Sie sind hier: Startseite » WORT » DAS BUCH

Impression

aus dem alten Wien

Taborstraße 15, Ecke Negerlegasse, der Blick auf die ehemalige Getreidebörse. Gleich nebenan auf Nr. 17 im Hirschenhaus wohnte die berühmte Musiker Familie Strauss.
Kasten, Vitrine und Schreibtisch - Jugendstil. Ein besinnlicher Abend. Unter dem neuen Anstrich der hohen Decke verbergen sich die Reste der Malereien, die ich während der Renovierungsarbeiten freigelegt hatte. Schade drum, aber es war gerade genug davon übriggeblieben, um den Eindruck zu vermitteln, dass diese Wohnung einst einem gutsituierten Wiener Bürger gehört haben muss.
Direkt spürbar ist die Geschichte, diese Nostalgie (mit einem langgezogenen iiiee) - dekadent, leicht nasal die Aussprache der Damen und Herren in Wien um die Jahrhundertwende, eine unglaubliche Ignoranz und Fadesse muss geherrscht haben, Todessehnsucht, weil den meisten so fad war, etc.
Viel hat sich nicht geändert, in der Einstellung der meisten Wiener findet man noch alle Bestandteile, alle Ingridenzien, die zu einem Volk gehört, das seit Jahrhunderten dem Untergang entgegenstrebt - der Wiener lebt nur in zwei Zuständen, nämlich zwischen "Da kamma nix machen .." und "Es muass wos g´schehn" .
Die Vergegenwärtigung dieser eigenartigen Tatsache und die Stimmung, die da draußen auf der Taborstraße herrscht, tragen mir eine kleine Geschichte zu - der heutige Abend könnte sich damals so abgespielt haben :
-
Franz Ferdinand W., Leutnant des K&K Infanteriregiments und sein Freund, der Georg Bachzögl sitzen am offenen Fenster in der Wohnung der Familie Bachzögl, Taborstraße 15, weit weg vom Treiben hinter dem Glacis und der Franz philosphiert.
Er kommt immer nur, wenn ihm das Geld ausgegangen ist zum Schorschi, um dort noch einen Schnaps zu trinken und sich mitzuteilen. Bachzögl ist bereits zur Nacht fertig und sitzt auf dem Sprießerl des Kanapeés, ängstlich beobachtend wie seine Flasche mit dem guten Slivoviz langsam immer leerer wird. Franz hat seine Beine auf der Fensterbank hochgelagert und hinterlässt mit den Sporen auf seinen Stiefeln unangenehme Spuren im Holz. Von der Ferne dringt Musik aus dem Prater. Franz Ferdinand nimmt einen weiteren tiefen Zug aus der Flasche und zeigt dann mit der Hand aufs Firmament, das, sternenübersät und mit einem leicht eingedepschten Mond drapiert über der Wienerstadt hängt. Langsam lässt er die Hand sinken und spricht, in der dem Schorsch so bekannten Art, mit heruntergezogenen Mundwinkeln, eine Augenbraue, die rechte, hinaufgezogen, die dunklen Augen hinter halbverschlossenen Lidern verborgen :

"Weisst, Schorschi, ich möcht gern die kleine Prohaska mit dem Dr. Koleritsch verbandeln".
Ein weiterer Schluck aus der Schnapsflasche und Georg sagt: "Jaja, Franzi, is scho gut, du sollst net sovü trinken".
"Na, was könnt besser sein: Zwei Opernfanatiker, beide enttäuscht vom Leben, ungebunden, frei für die Liebe. Ja, das werd ich arrangieren. Was die dann daraus machen, ist eh ihr Kaffee".

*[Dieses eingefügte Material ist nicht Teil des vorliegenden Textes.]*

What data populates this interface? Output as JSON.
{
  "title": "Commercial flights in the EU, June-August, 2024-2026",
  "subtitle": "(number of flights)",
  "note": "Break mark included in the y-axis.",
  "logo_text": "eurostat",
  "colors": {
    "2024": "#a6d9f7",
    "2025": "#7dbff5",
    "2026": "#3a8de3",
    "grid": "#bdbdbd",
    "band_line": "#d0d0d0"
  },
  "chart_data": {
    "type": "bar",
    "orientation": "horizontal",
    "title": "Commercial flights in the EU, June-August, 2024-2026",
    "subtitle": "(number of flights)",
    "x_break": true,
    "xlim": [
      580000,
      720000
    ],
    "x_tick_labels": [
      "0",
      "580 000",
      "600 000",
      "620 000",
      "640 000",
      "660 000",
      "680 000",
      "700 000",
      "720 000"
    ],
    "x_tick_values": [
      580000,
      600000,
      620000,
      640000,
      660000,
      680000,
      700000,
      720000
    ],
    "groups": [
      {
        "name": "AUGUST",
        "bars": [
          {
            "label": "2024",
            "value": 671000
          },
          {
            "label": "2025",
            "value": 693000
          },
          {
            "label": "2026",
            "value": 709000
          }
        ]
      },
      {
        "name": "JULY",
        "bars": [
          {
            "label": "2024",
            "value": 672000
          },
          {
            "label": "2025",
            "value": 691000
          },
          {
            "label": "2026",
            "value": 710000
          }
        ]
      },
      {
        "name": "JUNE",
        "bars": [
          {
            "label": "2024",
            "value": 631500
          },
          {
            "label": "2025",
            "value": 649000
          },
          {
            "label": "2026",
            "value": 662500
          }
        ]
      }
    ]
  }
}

Der Ostwind trägt einen Fetzen der Melodie, die das Orchester der Familie Ebergassinger gerade im Prater spielt an Franzens Ohr und er summt versonnen den Refrain : "Ein Mäderl, ein Schluckerl und ein Zigaretterl ... " der Text geht ihm aus, und sein Kinn beginnt, auf die Brust zu sinken.
Abrupt setzt er sich auf, dreht sich zu seinem Schulfreund Georg und ruft
"Geh Schorschi, hol an Champagner !"

Bachzögl hebt die Hände und versucht zu beschwichtigen "Still, Franzi, du weckst mir noch die Kinder auf, die Margret schlaft auch schon. Komm, es is schon spät, du sollst jetzt nach Hause gehn, weisst eh, morgen hast Bereitschaft und seit der Oberst Wenninger nicht mehr Kommandant ist ... "
Franz Ferdinand blickt seinen Freund streng an.
"Schorschi, " raunt er "bist mein Freund, oder nicht"
"Jaja, natürlich", - "bist ein Freund, oder nicht ?" ruft Franz und Georg Bachzögl zischelt beschwichtigend "Jaja, Franzi, is scho guat, I hol ja schon die Flaschn", während er aufsteht, um den Champagner zu besorgen.

Franz dreht sich wieder zum Fenster und verschränkt die Hände hinter dem Kopf.
"Wär doch schön, ganz plötzlich, über ungeahnte Wege : eine Romanze. Ein Sommer in Wien, ein Fiaker, das Riesenrad, ein paar Vierterln, eine Rose - verzeih´n Gnädigste, dass ich frag, aber sind Gnädigste für morgen abend noch frei ? - Ein gehauchtes > warum fragn´s denn ?< und dann, a paar Tag später, der erste Kuss im Mondschein, auf der Jesuitenwies´n".

Bachzögl kommt mit dem Nachschub und versucht so wenig Lärm wie möglich beim Öffnen der Flasche zu machen.

"Übers Jahr kommt dann das erste Kind" schwelgt Franz weiter in seinen Phantasien, "und die Schwiegereltern wer´n ganz hingerissen sein, weil der Hr.Doktor assistiert hat. Eine der letzten wirklichen Liebesg´schichten könnt das werden, so voll von Romantik und Herz, ein bisserl verhalten, beide sind ja sehr vorsichtig, aber wer weiß ... Na, sie wern´s schon machen".

Mit diesen Worten greift Franz nach dem Glas, das ihm Georg reicht, steht vom Stuhl auf und nimmt Haltung an.
"Auf die Romantik !" ruft er und schlägt die Hacken zusammen. Georg zischt wieder. "Scht, Franzi, sei doch a bisserl leiser. Die Margret wird gleich kommen!"
"Für mich bleibt nur der Abschied vom Regiment", sagt Franz Ferdinand sinnend und setzt sich wieder "weil ich mich durch die unglückliche Liebschaft mit der Comtesse Thesi total versoffen hab. Dabei hab ich mein Regiment im Stich g´lassn und jetzt bleibt mir nur noch, was mir die Tant vermachen wird. Aber die stirbt ja net.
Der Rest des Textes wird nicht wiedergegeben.